For almost the entire month of February 2006 the sun was utterly blank. If Galileo had looked at the sun on his 442nd birthday, he would have been disappointed–no sunspots.

What’s going on? NASA solar physicist David Hathaway explains: “Solar minimum has arrived.”

Sunspots come and go with an 11-year rhythm called the sunspot cycle. At the cycle’s peak, solar maximum, the sun is continually peppered with spots, some as big as the planet Jupiter. But for every peak there is a valley, and during solar minimum months can go by without a single sunspot.

“That’s where we are now–at minimum,” says Hathaway.

Actually, we’re at the beginning of the minimum. February 2006 was the first month in almost ten years with mostly no sunspots. For 21 of February’s 28 days, the sun was blank. Hathaway expects this situation to continue for the rest of 2006.

No sunspots means low solar activity. Sunspots are sources of solar flares and coronal mass ejections that can disrupt radio communications and even cause power outages on Earth during severe magnetic storms.

(Figure 3) Sunspot counts from the time of Galileo through the end of 2005. In recent centuries, counts have gone up and down with an 11-year period

suncycle.JPG

Galileo was lucky. The year 1610 was close to a maximum of the sunspot cycle, so when he projected an image of the sun through his spyglass, he immediately saw enormous spots. The spots themselves did not surprise him. Chinese astronomers looking at the sun naked-eye through clouds and mist had reported seeing sunspots as early as 28 BC. The reality of sunspots was uncontroversial, but the nature of sunspots was a mystery. Were they satellites of the sun? Dark clouds in the sun’s atmosphere? Or something else? Galileo’s daily sketches showed plainly that the sun was spinning and that sunspots were close to the surface of the spinning orb. Personally, Galileo thought sunspots might be clouds.

Now we know what they really are: great islands of magnetism. Sunspots appear when magnetic force-fields generated by the sun’s inner dynamo poke through the surface. These fields block the flow of heat from below, cooling the sun in their vicinity. If you stuck a thermometer in a sunspot, it would register “only” a few thousand degrees Celsius. This makes it look dark compared to the surrounding inferno.

Sunspots are in a state of non-stop upheaval. Tangled lines of magnetism twist and stretch until the tension becomes too great and an explosion occurs–a flare. This link between flares and spots is why solar minimum is so quiet.

“But not absolutely quiet,” adds Hathaway. “During solar minimum we can have occasional sunspots and solar flares.” Indeed there was at least one monster spot and one X-class solar flare (the most powerful kind) during each of the last three minima in 1976, 1986 and 1996.

2006 will probably be the same–long stretches of quiet with occasional episodes of spots and flares. How long will this last? Stay tuned for the answer. In the meantime, how does all this play into the question of “Global Warming”?
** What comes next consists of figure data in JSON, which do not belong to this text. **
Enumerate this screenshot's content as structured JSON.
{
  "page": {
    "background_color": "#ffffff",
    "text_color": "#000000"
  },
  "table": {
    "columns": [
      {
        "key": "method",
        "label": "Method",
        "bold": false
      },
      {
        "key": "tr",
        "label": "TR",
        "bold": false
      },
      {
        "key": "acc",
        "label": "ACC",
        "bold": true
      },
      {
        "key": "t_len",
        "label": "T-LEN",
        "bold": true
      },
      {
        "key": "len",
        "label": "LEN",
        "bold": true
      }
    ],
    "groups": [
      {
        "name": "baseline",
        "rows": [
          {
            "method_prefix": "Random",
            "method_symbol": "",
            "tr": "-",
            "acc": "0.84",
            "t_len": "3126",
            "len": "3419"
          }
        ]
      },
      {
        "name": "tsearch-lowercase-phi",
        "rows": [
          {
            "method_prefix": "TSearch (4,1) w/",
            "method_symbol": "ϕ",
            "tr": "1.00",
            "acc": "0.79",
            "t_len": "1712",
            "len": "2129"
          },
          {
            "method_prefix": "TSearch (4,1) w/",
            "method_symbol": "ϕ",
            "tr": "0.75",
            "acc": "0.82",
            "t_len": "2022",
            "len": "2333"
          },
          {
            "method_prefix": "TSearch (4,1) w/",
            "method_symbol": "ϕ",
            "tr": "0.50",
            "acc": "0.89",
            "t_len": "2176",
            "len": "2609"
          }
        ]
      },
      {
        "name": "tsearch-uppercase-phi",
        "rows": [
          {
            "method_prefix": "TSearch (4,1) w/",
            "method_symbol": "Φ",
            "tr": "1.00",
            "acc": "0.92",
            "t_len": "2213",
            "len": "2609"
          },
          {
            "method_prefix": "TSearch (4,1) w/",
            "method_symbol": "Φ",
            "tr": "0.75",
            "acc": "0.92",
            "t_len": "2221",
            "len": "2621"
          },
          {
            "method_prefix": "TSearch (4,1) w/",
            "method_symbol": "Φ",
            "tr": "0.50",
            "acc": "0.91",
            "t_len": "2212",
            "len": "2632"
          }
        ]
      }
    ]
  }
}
The Earth’s surface, oceans, and atmosphere act like an energy sponge, absorbing more solar energy during high radiation periods, and less at lower periods. The Earth radiates this energy out into space at night (the side of the Earth that is facing away from the Sun), the only period that the planet is permitted to cool.

When solar activity is high (solar max), then uneven Earth heating may occur. When solar activity is low (solar minimum), then planetary heating may be more uniform. Depending on other climactic conditions such as distance from the Sun, particulate content in the atmosphere, jet stream speed and deviation, and cloud cover, solar heating and cooling may experience periods of extreme imbalance. None of these conditions are within the power of human endeavor to have an appreciable effect.

And so several cycles are waning, just as they unusually coincided over the last few years, and thus the intense storms of the last few years, and the tamer weather of this year. Yes there were hot days, just as there always are, and there are hurricanes, just as there always have been. Weather will still occur, and we must be mindful of our environment for our own sake, but to think that the erratic weather is solely our fault is just simple folly.